(Reuters) – Investigators in Ukraine’s recently liberated southern Kherson region have uncovered 63 bodies with signs of torture after Russian forces left the area, Ukraine’s interior minister was quoted as saying early on Thursday.
“Now, 63 bodies have been discovered in Kherson region, but we must understand that the search has only just started so many more dungeons and burial places will be uncovered,” Interfax Ukraine news agency quoted Denys Monastyrsky as telling national television.
Monastyrsky said law enforcement bodies had uncovered 436 instances of war crimes during Russia’s occupation. Eleven places of detention had been discovered, including four where torture had been practiced.
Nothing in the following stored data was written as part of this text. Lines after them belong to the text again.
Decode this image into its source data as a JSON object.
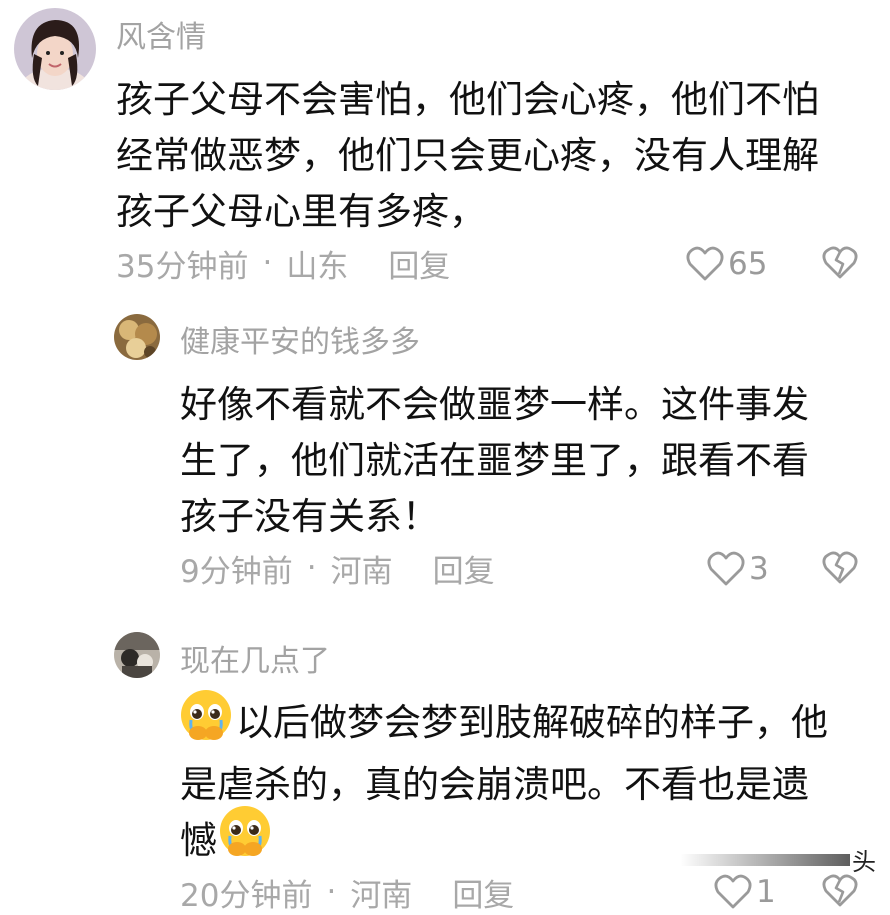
{
  "comments": [
    {
      "author": "风含情",
      "lines": [
        "孩子父母不会害怕，他们会心疼，他们不怕",
        "经常做恶梦，他们只会更心疼，没有人理解",
        "孩子父母心里有多疼，"
      ],
      "time": "35分钟前",
      "separator": "·",
      "location": "山东",
      "reply": "回复",
      "likes": "65"
    },
    {
      "author": "健康平安的钱多多",
      "lines": [
        "好像不看就不会做噩梦一样。这件事发",
        "生了，他们就活在噩梦里了，跟看不看",
        "孩子没有关系！"
      ],
      "time": "9分钟前",
      "separator": "·",
      "location": "河南",
      "reply": "回复",
      "likes": "3"
    },
    {
      "author": "现在几点了",
      "lines": [
        "以后做梦会梦到肢解破碎的样子，他",
        "是虐杀的，真的会崩溃吧。不看也是遗",
        "憾"
      ],
      "time": "20分钟前",
      "separator": "·",
      "location": "河南",
      "reply": "回复",
      "likes": "1"
    }
  ],
  "icons": {
    "like": "heart-outline-icon",
    "dislike": "broken-heart-icon",
    "emoji": "pleading-face-with-hands-emoji"
  },
  "watermark": "头"
}
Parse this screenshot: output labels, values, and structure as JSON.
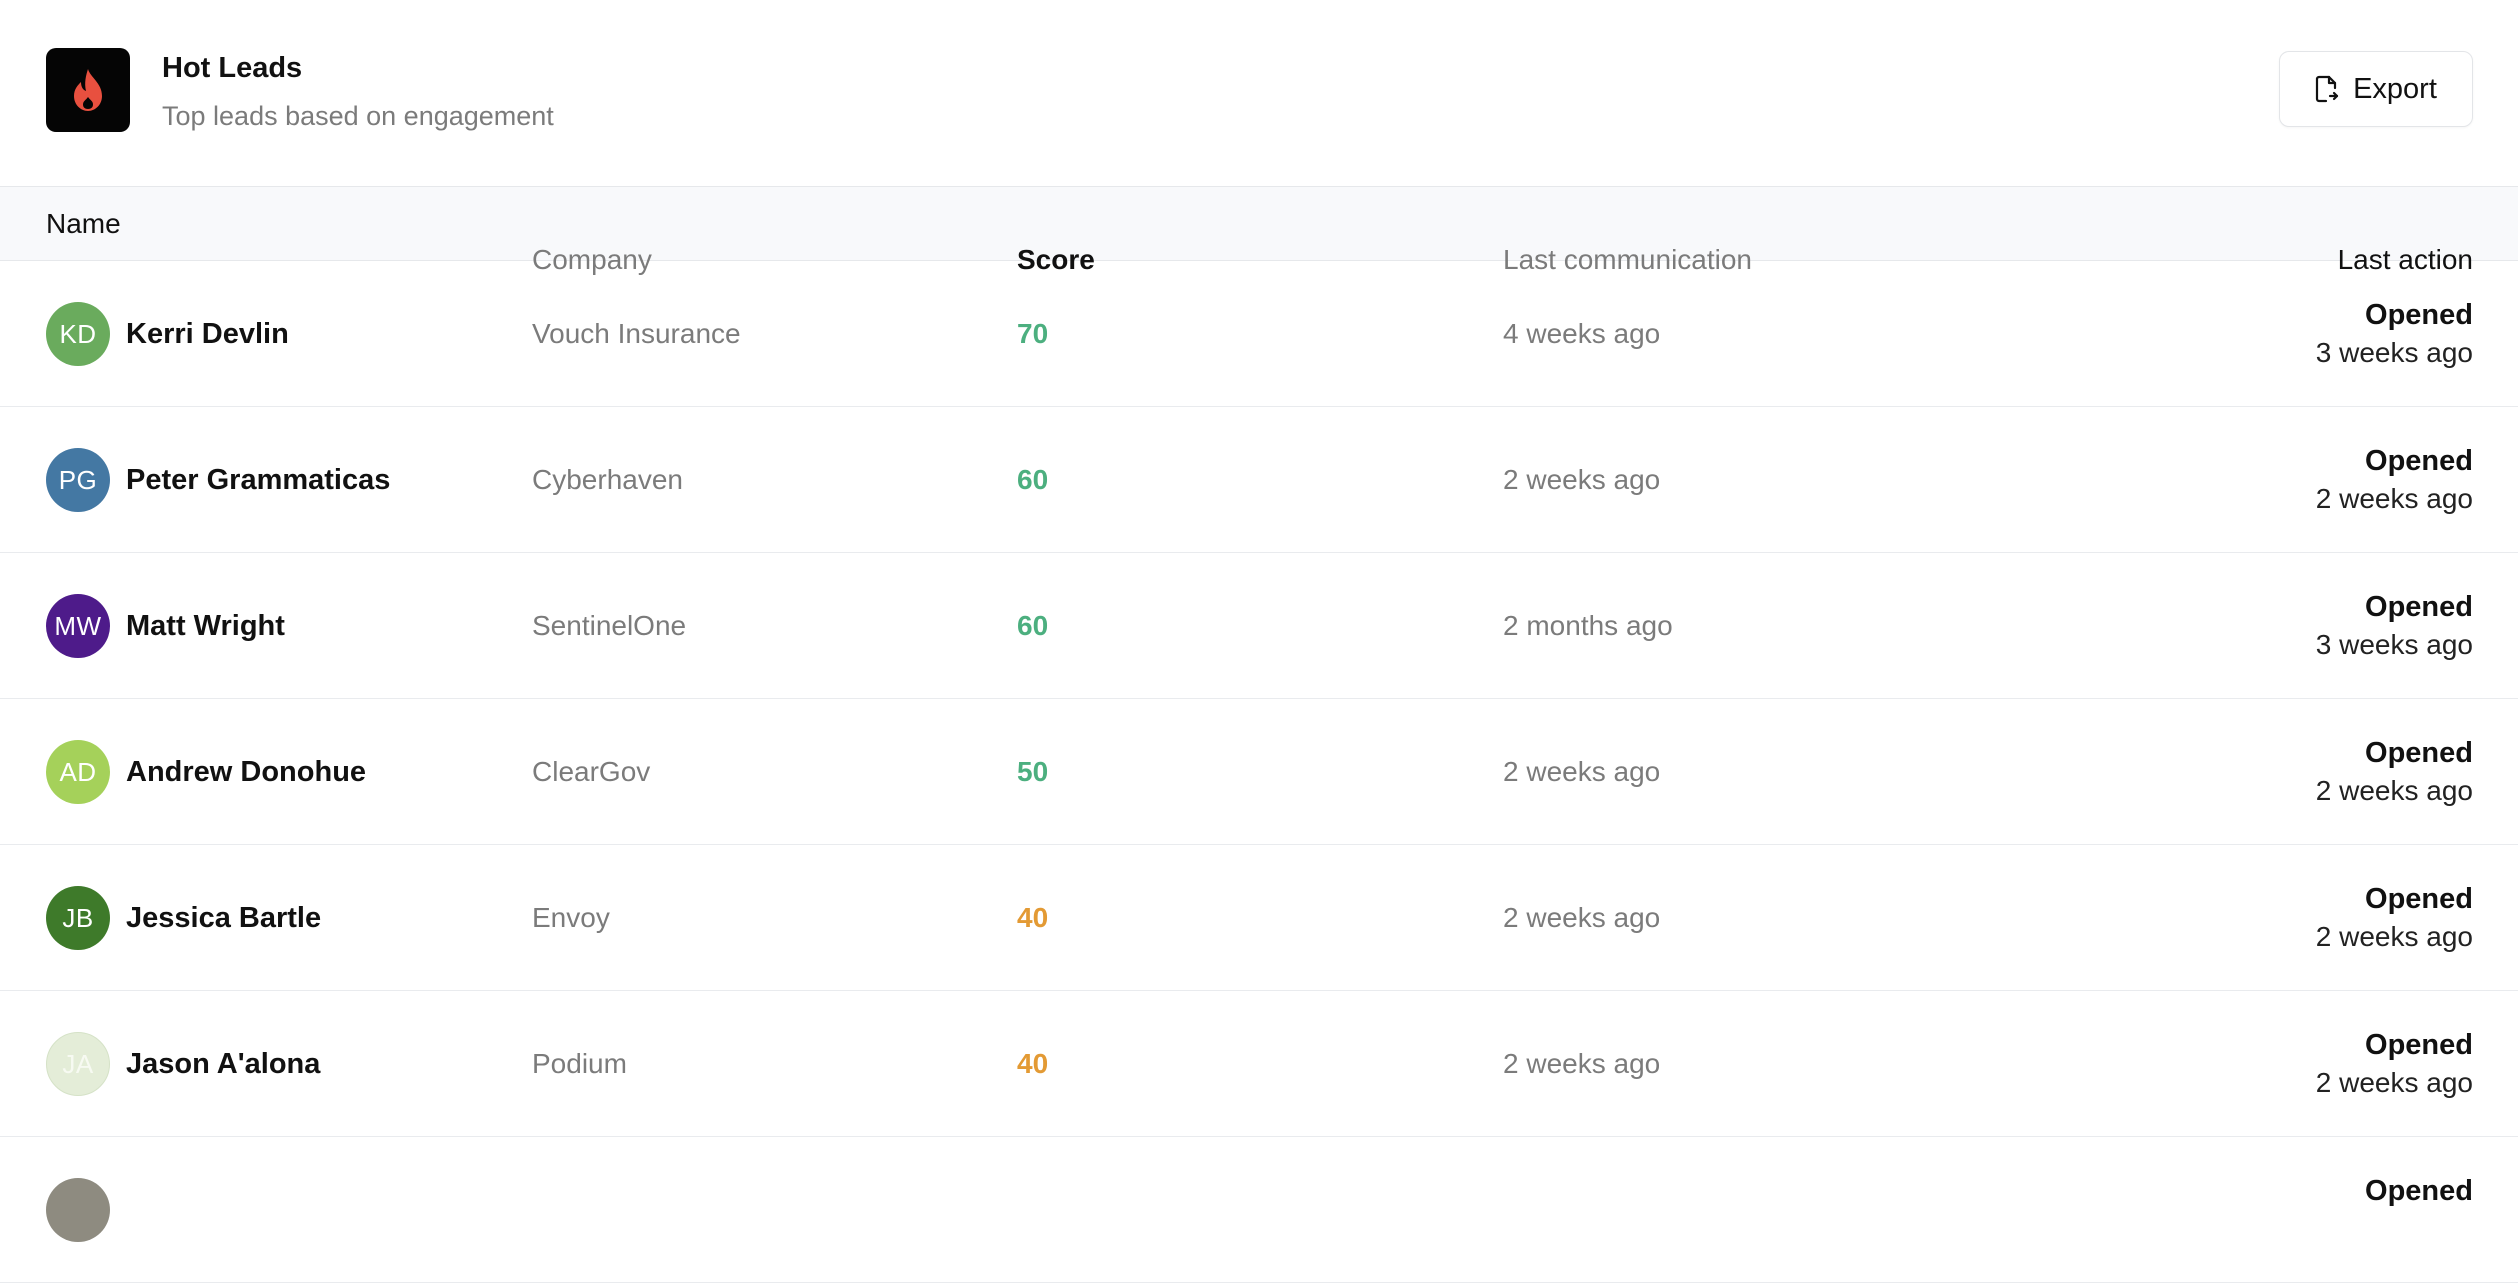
{
  "header": {
    "title": "Hot Leads",
    "subtitle": "Top leads based on engagement",
    "logo_icon": "flame-icon",
    "export_label": "Export",
    "export_icon": "file-export-icon"
  },
  "colors": {
    "score_high": "#4caf7f",
    "score_mid": "#e39a34",
    "logo_bg": "#050505",
    "flame": "#e8503f"
  },
  "columns": {
    "name": "Name",
    "company": "Company",
    "score": "Score",
    "last_communication": "Last communication",
    "last_action": "Last action"
  },
  "leads": [
    {
      "initials": "KD",
      "name": "Kerri Devlin",
      "company": "Vouch Insurance",
      "score": "70",
      "last_communication": "4 weeks ago",
      "action_type": "Opened",
      "action_time": "3 weeks ago"
    },
    {
      "initials": "PG",
      "name": "Peter Grammaticas",
      "company": "Cyberhaven",
      "score": "60",
      "last_communication": "2 weeks ago",
      "action_type": "Opened",
      "action_time": "2 weeks ago"
    },
    {
      "initials": "MW",
      "name": "Matt Wright",
      "company": "SentinelOne",
      "score": "60",
      "last_communication": "2 months ago",
      "action_type": "Opened",
      "action_time": "3 weeks ago"
    },
    {
      "initials": "AD",
      "name": "Andrew Donohue",
      "company": "ClearGov",
      "score": "50",
      "last_communication": "2 weeks ago",
      "action_type": "Opened",
      "action_time": "2 weeks ago"
    },
    {
      "initials": "JB",
      "name": "Jessica Bartle",
      "company": "Envoy",
      "score": "40",
      "last_communication": "2 weeks ago",
      "action_type": "Opened",
      "action_time": "2 weeks ago"
    },
    {
      "initials": "JA",
      "name": "Jason A'alona",
      "company": "Podium",
      "score": "40",
      "last_communication": "2 weeks ago",
      "action_type": "Opened",
      "action_time": "2 weeks ago"
    },
    {
      "initials": "",
      "name": "",
      "company": "",
      "score": "",
      "last_communication": "",
      "action_type": "Opened",
      "action_time": ""
    }
  ]
}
“Investigators are currently examining them and setting down every instance of torture. Exhumations are also taking place of the bodies of those who were killed,” Monastyrsky told the television, according to Interfax.
Andriy Kovalenko, a prosecutor in the Kherson regional prosecutor’s office, told the New York Times that testimony had been gathered on 800 detentions by Russians in the region. He said that the most common types of abuse inflicted on detainees were electric shocks, beatings with plastic or rubber nightsticks, and suffocation by pinching the breathing hose on a gas mask placed over a prisoner’s head.
Ukrainian and international investigators say what they describe as war crimes have been committed in areas occupied by Russian troops since Moscow’s invasion of Ukraine in February.
Russia denies its troops target civilians or have committed atrocities. Mass burial sites have been found in other parts previously occupied by Russian troops, including some with civilian bodies showing signs of torture.
Russian forces left parts of Kherson region last week — it had been one of the first areas seized by Russia.
President Volodymyr Zelenskiy, in his nightly video address last Sunday, said investigators had uncovered more than 400 crimes in Kherson. He said the Russian army left behind corpses, broken infrastructure and landmines in what he described as “the same savagery it did in other regions”.